Investigation of the role of interleukin-6 and hepcidin antimicrobial peptide in the development of anemia with age
Bryan J. McCranor,
Jacqueline M. Langdon,
Olivier D. Prince,
Laurette K. Femnou,
Alan E. Berger,
Chris Cheadle,
Curt I. Civin,
Airie Kim,
Seth Rivera,
Tomas Ganz,
Sophie Vaulont,
Qian-Li Xue,
Jeremy D. Walston,
Cindy N. Roy
Affiliations
Bryan J. McCranor
Division of Geriatric Medicine and Gerontology, Johns Hopkins University School of Medicine, Baltimore, MD, USA
Jacqueline M. Langdon
Division of Geriatric Medicine and Gerontology, Johns Hopkins University School of Medicine, Baltimore, MD, USA
Olivier D. Prince
Division of Geriatric Medicine and Gerontology, Johns Hopkins University School of Medicine, Baltimore, MD, USA
Laurette K. Femnou
Division of Geriatric Medicine and Gerontology, Johns Hopkins University School of Medicine, Baltimore, MD, USA
Alan E. Berger
Lowe Family Genomics Core, Johns Hopkins University School of Medicine, Baltimore, MD, USA
Chris Cheadle
Lowe Family Genomics Core, Johns Hopkins University School of Medicine, Baltimore, MD, USA
Curt I. Civin
Center for Stem Cell Biology and Regenerative Medicine and Departments of Pediatrics and Physiology, University of Maryland School of Medicine, Baltimore, MD, USA
Airie Kim
Departments of Medicine and Pathology, David Geffen School of Medicine at the University of California, Los Angeles, CA, USA
Seth Rivera
Departments of Medicine and Pathology, David Geffen School of Medicine at the University of California, Los Angeles, CA, USA
Tomas Ganz
Departments of Medicine and Pathology, David Geffen School of Medicine at the University of California, Los Angeles, CA, USA
Sophie Vaulont
Institut Cochin, Institut National de la Santé et de la Recherche Medicale U1016, Paris, France
Qian-Li Xue
Division of Geriatric Medicine and Gerontology, Johns Hopkins University School of Medicine, Baltimore, MD, USA;Center on Aging and Health, Johns Hopkins Medical Institutions, Baltimore, MD, USA
Jeremy D. Walston
Division of Geriatric Medicine and Gerontology, Johns Hopkins University School of Medicine, Baltimore, MD, USA;Center on Aging and Health, Johns Hopkins Medical Institutions, Baltimore, MD, USA
Cindy N. Roy
Division of Geriatric Medicine and Gerontology, Johns Hopkins University School of Medicine, Baltimore, MD, USA;Division of Hematology, Johns Hopkins University School of Medicine, Baltimore, MD, USA
Anemia is common in older adults and associated with adverse health outcomes in epidemiological studies.
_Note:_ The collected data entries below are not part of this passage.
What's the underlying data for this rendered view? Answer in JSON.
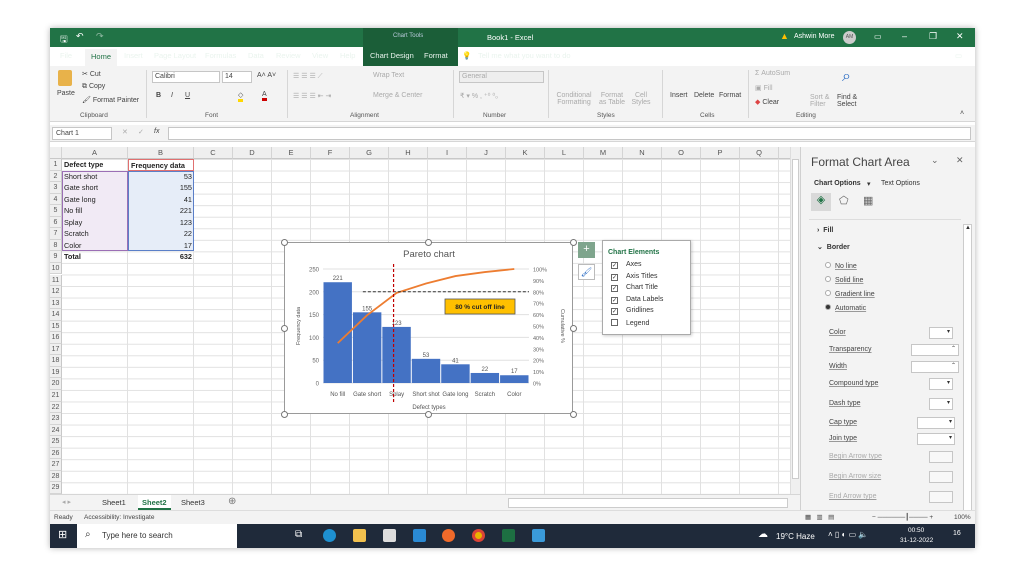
{
  "titlebar": {
    "context_tab": "Chart Tools",
    "title": "Book1 - Excel",
    "user": "Ashwin More",
    "initials": "AM"
  },
  "tabs": [
    "File",
    "Home",
    "Insert",
    "Page Layout",
    "Formulas",
    "Data",
    "Review",
    "View",
    "Help",
    "Chart Design",
    "Format"
  ],
  "tell_me": "Tell me what you want to do",
  "ribbon": {
    "clipboard": {
      "paste": "Paste",
      "cut": "Cut",
      "copy": "Copy",
      "format_painter": "Format Painter",
      "label": "Clipboard"
    },
    "font": {
      "name": "Calibri",
      "size": "14",
      "bold": "B",
      "italic": "I",
      "underline": "U",
      "label": "Font"
    },
    "alignment": {
      "wrap": "Wrap Text",
      "merge": "Merge & Center",
      "label": "Alignment"
    },
    "number": {
      "format": "General",
      "label": "Number"
    },
    "styles": {
      "conditional": "Conditional Formatting",
      "format_table": "Format as Table",
      "cell_styles": "Cell Styles",
      "label": "Styles"
    },
    "cells": {
      "insert": "Insert",
      "delete": "Delete",
      "format": "Format",
      "label": "Cells"
    },
    "editing": {
      "autosum": "AutoSum",
      "fill": "Fill",
      "clear": "Clear",
      "sort": "Sort & Filter",
      "find": "Find & Select",
      "label": "Editing"
    }
  },
  "formula_bar": {
    "name_box": "Chart 1",
    "fx": "fx",
    "value": ""
  },
  "columns": [
    "A",
    "B",
    "C",
    "D",
    "E",
    "F",
    "G",
    "H",
    "I",
    "J",
    "K",
    "L",
    "M",
    "N",
    "O",
    "P",
    "Q",
    "R"
  ],
  "sheet_cells": {
    "header": [
      "Defect type",
      "Frequency data"
    ],
    "rows": [
      [
        "Short shot",
        "53"
      ],
      [
        "Gate short",
        "155"
      ],
      [
        "Gate long",
        "41"
      ],
      [
        "No fill",
        "221"
      ],
      [
        "Splay",
        "123"
      ],
      [
        "Scratch",
        "22"
      ],
      [
        "Color",
        "17"
      ]
    ],
    "total": [
      "Total",
      "632"
    ]
  },
  "chart_data": {
    "type": "bar",
    "title": "Pareto chart",
    "xlabel": "Defect types",
    "ylabel": "Frequency data",
    "y2label": "Cumulative %",
    "categories": [
      "No fill",
      "Gate short",
      "Splay",
      "Short shot",
      "Gate long",
      "Scratch",
      "Color"
    ],
    "values": [
      221,
      155,
      123,
      53,
      41,
      22,
      17
    ],
    "cumulative_percent": [
      35.0,
      59.5,
      79.0,
      87.3,
      93.8,
      97.3,
      100
    ],
    "ylim": [
      0,
      250
    ],
    "yticks": [
      "0",
      "50",
      "100",
      "150",
      "200",
      "250"
    ],
    "y2lim": [
      0,
      100
    ],
    "y2ticks": [
      "0%",
      "10%",
      "20%",
      "30%",
      "40%",
      "50%",
      "60%",
      "70%",
      "80%",
      "90%",
      "100%"
    ],
    "cutoff_percent": 80,
    "annotation": "80 % cut off line",
    "bar_color": "#4472c4",
    "line_color": "#ed7d31",
    "cutoff_color": "#c00000",
    "annotation_bg": "#ffc000",
    "grid": true,
    "legend": false
  },
  "chart_elements": {
    "title": "Chart Elements",
    "items": [
      {
        "label": "Axes",
        "checked": true
      },
      {
        "label": "Axis Titles",
        "checked": true
      },
      {
        "label": "Chart Title",
        "checked": true
      },
      {
        "label": "Data Labels",
        "checked": true
      },
      {
        "label": "Gridlines",
        "checked": true
      },
      {
        "label": "Legend",
        "checked": false
      }
    ]
  },
  "pane": {
    "title": "Format Chart Area",
    "chart_options": "Chart Options",
    "text_options": "Text Options",
    "fill": "Fill",
    "border": "Border",
    "radios": [
      {
        "label": "No line",
        "selected": false
      },
      {
        "label": "Solid line",
        "selected": false
      },
      {
        "label": "Gradient line",
        "selected": false
      },
      {
        "label": "Automatic",
        "selected": true
      }
    ],
    "props": [
      "Color",
      "Transparency",
      "Width",
      "Compound type",
      "Dash type",
      "Cap type",
      "Join type"
    ],
    "disabled_props": [
      "Begin Arrow type",
      "Begin Arrow size",
      "End Arrow type"
    ]
  },
  "sheets": [
    "Sheet1",
    "Sheet2",
    "Sheet3"
  ],
  "active_sheet": "Sheet2",
  "status": {
    "ready": "Ready",
    "accessibility": "Accessibility: Investigate",
    "zoom": "100%"
  },
  "taskbar": {
    "search": "Type here to search",
    "weather": "19°C Haze",
    "time": "00:50",
    "date": "31-12-2022",
    "notif": "16"
  }
}
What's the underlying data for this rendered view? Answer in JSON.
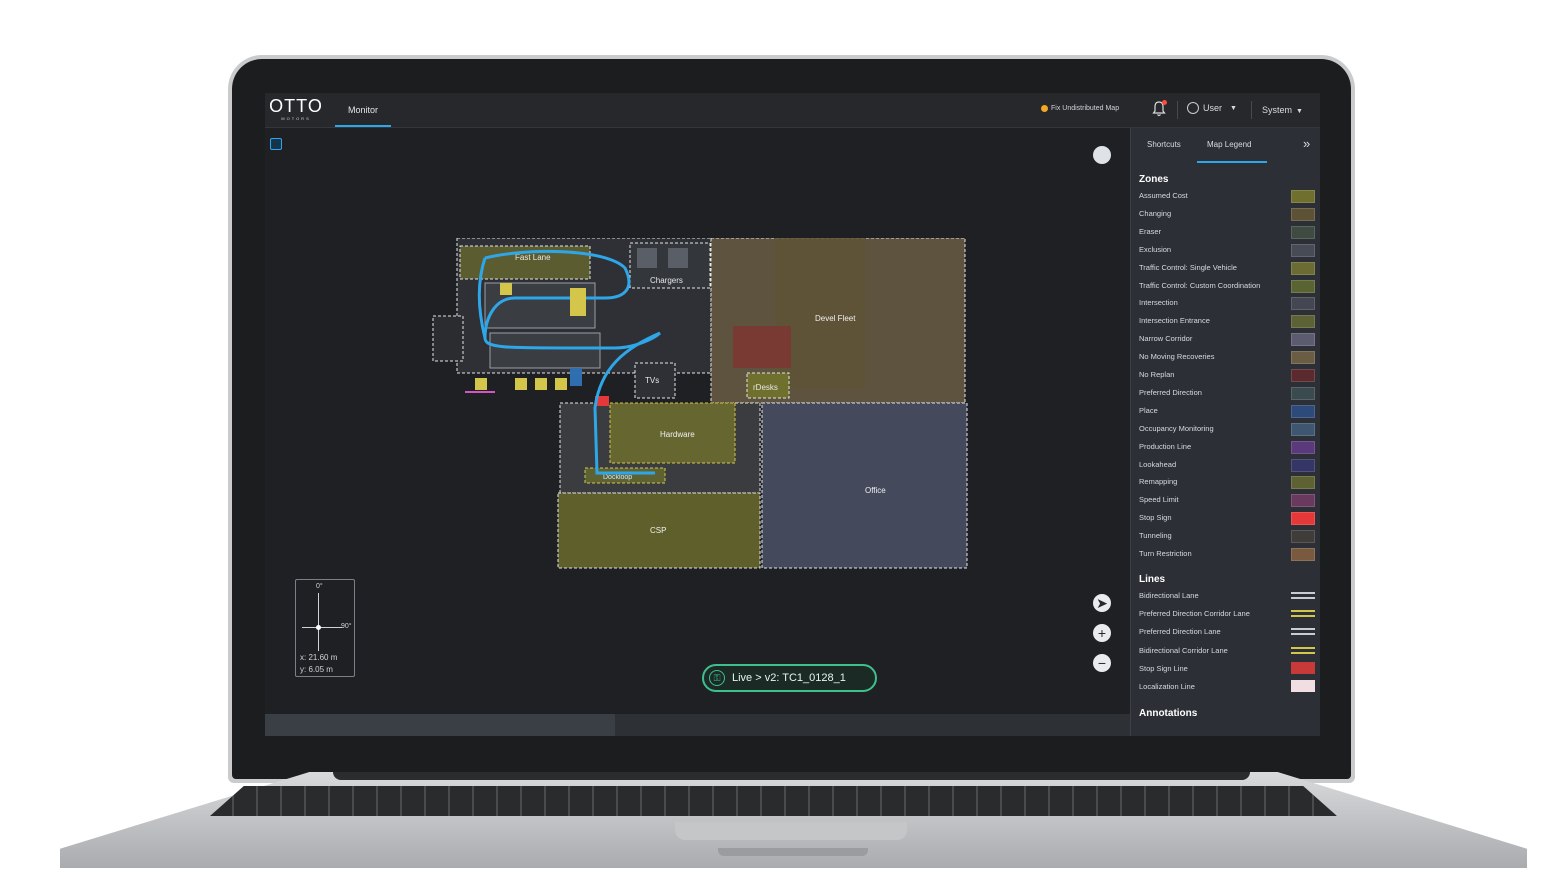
{
  "app": {
    "logo": "OTTO",
    "logo_sub": "MOTORS",
    "tab": "Monitor",
    "alert": "Fix Undistributed Map",
    "user": "User",
    "system": "System"
  },
  "map": {
    "zones": [
      "Chargers",
      "Devel Fleet",
      "TVs",
      "rDesks",
      "Hardware",
      "Office",
      "Dockloop",
      "CSP",
      "Fast Lane"
    ],
    "compass": {
      "top": "0°",
      "right": "90°",
      "x": "x: 21.60 m",
      "y": "y: 6.05 m"
    },
    "version": "Live > v2: TC1_0128_1"
  },
  "panel": {
    "tabs": [
      "Shortcuts",
      "Map Legend"
    ],
    "zones_title": "Zones",
    "zones": [
      {
        "label": "Assumed Cost",
        "color": "#6f6f2e"
      },
      {
        "label": "Changing",
        "color": "#5e5236"
      },
      {
        "label": "Eraser",
        "color": "#3f4a40"
      },
      {
        "label": "Exclusion",
        "color": "#474b55"
      },
      {
        "label": "Traffic Control: Single Vehicle",
        "color": "#6b6c33"
      },
      {
        "label": "Traffic Control: Custom Coordination",
        "color": "#5a6433"
      },
      {
        "label": "Intersection",
        "color": "#444751"
      },
      {
        "label": "Intersection Entrance",
        "color": "#5d6236"
      },
      {
        "label": "Narrow Corridor",
        "color": "#5d5b70"
      },
      {
        "label": "No Moving Recoveries",
        "color": "#6a5d43"
      },
      {
        "label": "No Replan",
        "color": "#5a2a2e"
      },
      {
        "label": "Preferred Direction",
        "color": "#3a4a4e"
      },
      {
        "label": "Place",
        "color": "#2d4a7a"
      },
      {
        "label": "Occupancy Monitoring",
        "color": "#3f5670"
      },
      {
        "label": "Production Line",
        "color": "#5a3a7a"
      },
      {
        "label": "Lookahead",
        "color": "#353566"
      },
      {
        "label": "Remapping",
        "color": "#5e6233"
      },
      {
        "label": "Speed Limit",
        "color": "#6a3a5e"
      },
      {
        "label": "Stop Sign",
        "color": "#e63838"
      },
      {
        "label": "Tunneling",
        "color": "#3f3c3a"
      },
      {
        "label": "Turn Restriction",
        "color": "#7a5a3e"
      }
    ],
    "lines_title": "Lines",
    "lines": [
      {
        "label": "Bidirectional Lane",
        "color": "#c9ccd1"
      },
      {
        "label": "Preferred Direction Corridor Lane",
        "color": "#d4c64a"
      },
      {
        "label": "Preferred Direction Lane",
        "color": "#c9ccd1"
      },
      {
        "label": "Bidirectional Corridor Lane",
        "color": "#d4c64a"
      },
      {
        "label": "Stop Sign Line",
        "color": "#c83a3a"
      },
      {
        "label": "Localization Line",
        "color": "#f2dde2"
      }
    ],
    "annotations_title": "Annotations"
  }
}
A thorough understanding of the complex pathophysiological mechanisms driving anemia in the elderly is lacking; but inflammation, iron restriction, and impaired erythroid maturation are thought to influence the phenotype. We hypothesized that interleukin-6 contributes to this anemia, given its pro-inflammatory activities, its ability to induce hepcidin antimicrobial peptide, and its negative impact on several tissues in older adults. We tested this hypothesis by comparing changes in indices of inflammation, iron metabolism and erythropoiesis in aged C57BL/6 mice to aged mice with targeted deletions of interleukin-6 or hepcidin antimicrobial peptide. Circulating neutrophil and monocyte numbers and inflammatory cytokines increased with age. Decline in hemoglobin concentration and red blood cell number indicated that C57BL/6, interleukin-6 knockout mice, and hepcidin antimicrobial peptide knockout mice all demonstrated impaired erythropoiesis by 24 months. However, the interleukin-6 knock out genotype and the hepcidin antimicrobial peptide knock out genotype resulted in improved erythropoiesis in aged mice. Increased erythropoietic activity in the spleen suggested that the erythroid compartment was stressed in aged C57BL/6 mice compared to aged interleukin-6 knockout mice. Our data suggest C57BL/6 mice are an appropriate mammalian model for the study of anemia with age. Furthermore, although interleukin-6 and hepcidin antimicrobial peptide are not required, they can participate in the development of anemia in aging mice, and could be targeted, pre-clinically, with existing interventions to determine the feasibility of such agents for the treatment of anemia in older adults.